Lesson 12: getting started with Vertex AI and ADK

Introduction

Over the first eleven lessons, we built a strong foundation in how agents work - reasoning, tools, memory, planning, multi-agent systems, RAG, evaluation, safety, and production operations. All of those concepts are platform-agnostic.

Now we shift to practice. This lesson maps those concepts to the specific tools and services available on Google Cloud. The goal is to give you a clear picture of what exists, how the pieces fit together, and which service to reach for when you are building a particular type of agent.

ELI5: Think of the Google Cloud AI stack like a workshop

Imagine you are setting up a woodworking workshop. You need raw materials (wood, metal), power tools (saws, drills), a workbench (a stable surface to build on), safety equipment (goggles, gloves), and a space to display or sell your finished products.

The Google Cloud AI stack works similarly:

You can use these pieces independently or together. Not every project needs every tool.

Key takeaway: Google Cloud provides a full stack for building agents, from models to managed runtime. Understanding which piece does what helps you pick the right tool for each job.

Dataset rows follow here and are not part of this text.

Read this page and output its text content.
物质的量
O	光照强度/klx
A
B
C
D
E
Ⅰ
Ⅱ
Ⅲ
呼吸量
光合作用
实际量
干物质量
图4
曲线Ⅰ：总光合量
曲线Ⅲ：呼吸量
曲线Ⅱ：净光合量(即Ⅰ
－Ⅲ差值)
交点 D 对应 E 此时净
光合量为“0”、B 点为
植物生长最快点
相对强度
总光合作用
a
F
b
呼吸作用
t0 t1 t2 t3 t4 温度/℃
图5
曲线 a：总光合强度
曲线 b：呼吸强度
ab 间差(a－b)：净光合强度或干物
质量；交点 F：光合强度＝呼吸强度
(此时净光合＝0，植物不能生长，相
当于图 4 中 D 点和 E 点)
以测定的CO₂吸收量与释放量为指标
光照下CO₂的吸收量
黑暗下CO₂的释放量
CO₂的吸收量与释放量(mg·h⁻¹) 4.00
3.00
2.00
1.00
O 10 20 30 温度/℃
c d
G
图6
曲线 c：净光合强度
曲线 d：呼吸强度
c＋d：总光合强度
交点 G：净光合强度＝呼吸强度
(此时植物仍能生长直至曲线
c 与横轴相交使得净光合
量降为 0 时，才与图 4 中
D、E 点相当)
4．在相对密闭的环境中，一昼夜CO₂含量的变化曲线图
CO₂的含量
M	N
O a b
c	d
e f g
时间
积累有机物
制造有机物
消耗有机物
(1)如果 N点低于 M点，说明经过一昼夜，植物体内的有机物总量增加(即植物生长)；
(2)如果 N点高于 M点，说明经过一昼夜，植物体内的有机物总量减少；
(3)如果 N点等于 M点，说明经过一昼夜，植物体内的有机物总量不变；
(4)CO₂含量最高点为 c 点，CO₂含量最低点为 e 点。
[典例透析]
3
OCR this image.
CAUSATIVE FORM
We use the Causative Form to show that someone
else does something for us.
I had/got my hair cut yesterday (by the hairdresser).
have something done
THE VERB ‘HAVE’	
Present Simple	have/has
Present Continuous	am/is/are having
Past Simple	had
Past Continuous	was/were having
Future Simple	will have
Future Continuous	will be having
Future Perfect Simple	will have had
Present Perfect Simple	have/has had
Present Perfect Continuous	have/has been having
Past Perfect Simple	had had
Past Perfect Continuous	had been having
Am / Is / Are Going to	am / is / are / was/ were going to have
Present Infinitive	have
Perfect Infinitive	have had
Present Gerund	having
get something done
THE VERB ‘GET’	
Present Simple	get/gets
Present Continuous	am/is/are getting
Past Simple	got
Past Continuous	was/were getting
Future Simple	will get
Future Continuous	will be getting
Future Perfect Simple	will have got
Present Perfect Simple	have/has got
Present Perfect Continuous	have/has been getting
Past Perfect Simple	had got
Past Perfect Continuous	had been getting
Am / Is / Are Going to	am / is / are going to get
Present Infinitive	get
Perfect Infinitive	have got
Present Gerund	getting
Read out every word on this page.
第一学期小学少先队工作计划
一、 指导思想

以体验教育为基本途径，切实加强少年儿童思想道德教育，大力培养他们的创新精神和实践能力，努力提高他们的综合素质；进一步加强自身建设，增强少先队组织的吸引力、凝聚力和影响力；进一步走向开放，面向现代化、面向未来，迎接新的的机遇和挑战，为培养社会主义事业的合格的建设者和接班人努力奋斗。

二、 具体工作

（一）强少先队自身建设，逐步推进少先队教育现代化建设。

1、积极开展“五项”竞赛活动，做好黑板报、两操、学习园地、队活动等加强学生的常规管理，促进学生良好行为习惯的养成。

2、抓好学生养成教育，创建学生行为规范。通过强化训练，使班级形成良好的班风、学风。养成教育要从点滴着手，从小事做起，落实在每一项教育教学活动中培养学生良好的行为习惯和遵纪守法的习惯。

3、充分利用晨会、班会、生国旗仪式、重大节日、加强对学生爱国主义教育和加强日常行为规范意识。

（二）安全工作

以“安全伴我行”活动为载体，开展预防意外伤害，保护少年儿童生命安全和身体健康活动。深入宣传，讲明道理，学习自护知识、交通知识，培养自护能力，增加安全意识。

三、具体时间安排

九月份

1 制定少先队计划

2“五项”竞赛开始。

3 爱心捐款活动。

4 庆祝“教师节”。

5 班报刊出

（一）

The Google Cloud AI stack for agents

Here is a map of the major components and how they relate to each other:

+------------------------------------------------------------------+
|                        Your Agent Application                     |
+------------------------------------------------------------------+
|                                                                    |
|  +--------------------+    +----------------------------------+   |
|  |  Agent Development |    |  Agent Engine                    |   |
|  |  Kit (ADK)         |    |  (Managed Runtime)               |   |
|  |                    |    |                                  |   |
|  |  - Build agents    |    |  - Deploy and run agents         |   |
|  |  - Define tools    |--->|  - Session management            |   |
|  |  - Orchestration   |    |  - Scaling and monitoring        |   |
|  +--------------------+    +----------------------------------+   |
|           |                            |                          |
|           v                            v                          |
|  +----------------------------------------------------+          |
|  |              Vertex AI Platform                     |          |
|  |                                                     |          |
|  |  - Model hosting (Gemini, partner models)           |          |
|  |  - Evaluation tools                                 |          |
|  |  - Context caching                                  |          |
|  |  - Grounding with Google Search                     |          |
|  +----------------------------------------------------+          |
|           |                            |                          |
|           v                            v                          |
|  +----------------------+    +------------------------+           |
|  | Vertex AI Search &   |    |  Model Armor           |           |
|  | RAG Engine           |    |  (Safety & Guardrails) |           |
|  +----------------------+    +------------------------+           |
|                                                                    |
+------------------------------------------------------------------+
|                     Gemini Models                                  |
|  Pro (complex reasoning) | Flash (balanced) | Flash-Lite (volume) |
+------------------------------------------------------------------+

Let’s walk through each component.


Gemini Models

Gemini is Google’s family of multimodal AI models. For agent development, you will primarily work with three tiers:

Model Best For Characteristics
Gemini Pro Complex reasoning, multi-step planning, nuanced decisions Highest capability, higher latency, higher cost
Gemini Flash Balanced tasks - tool use, summarization, conversation Good capability, fast, moderate cost
Gemini Flash-Lite High-volume, simpler tasks - classification, routing, extraction Fast, lowest cost, good for high-throughput use cases

Choosing the right model

Think of model selection like choosing the right vehicle for a trip:

Most production agents use multiple model tiers through model routing (covered in Lesson 11). Use Flash-Lite for the simple steps, Flash for the core logic, and Pro only when the task genuinely requires it.

Multimodal capabilities

Gemini models can process text, images, audio, and video. This means your agents can:

This is a significant advantage over text-only models because it lets you build agents that interact with the real world in richer ways.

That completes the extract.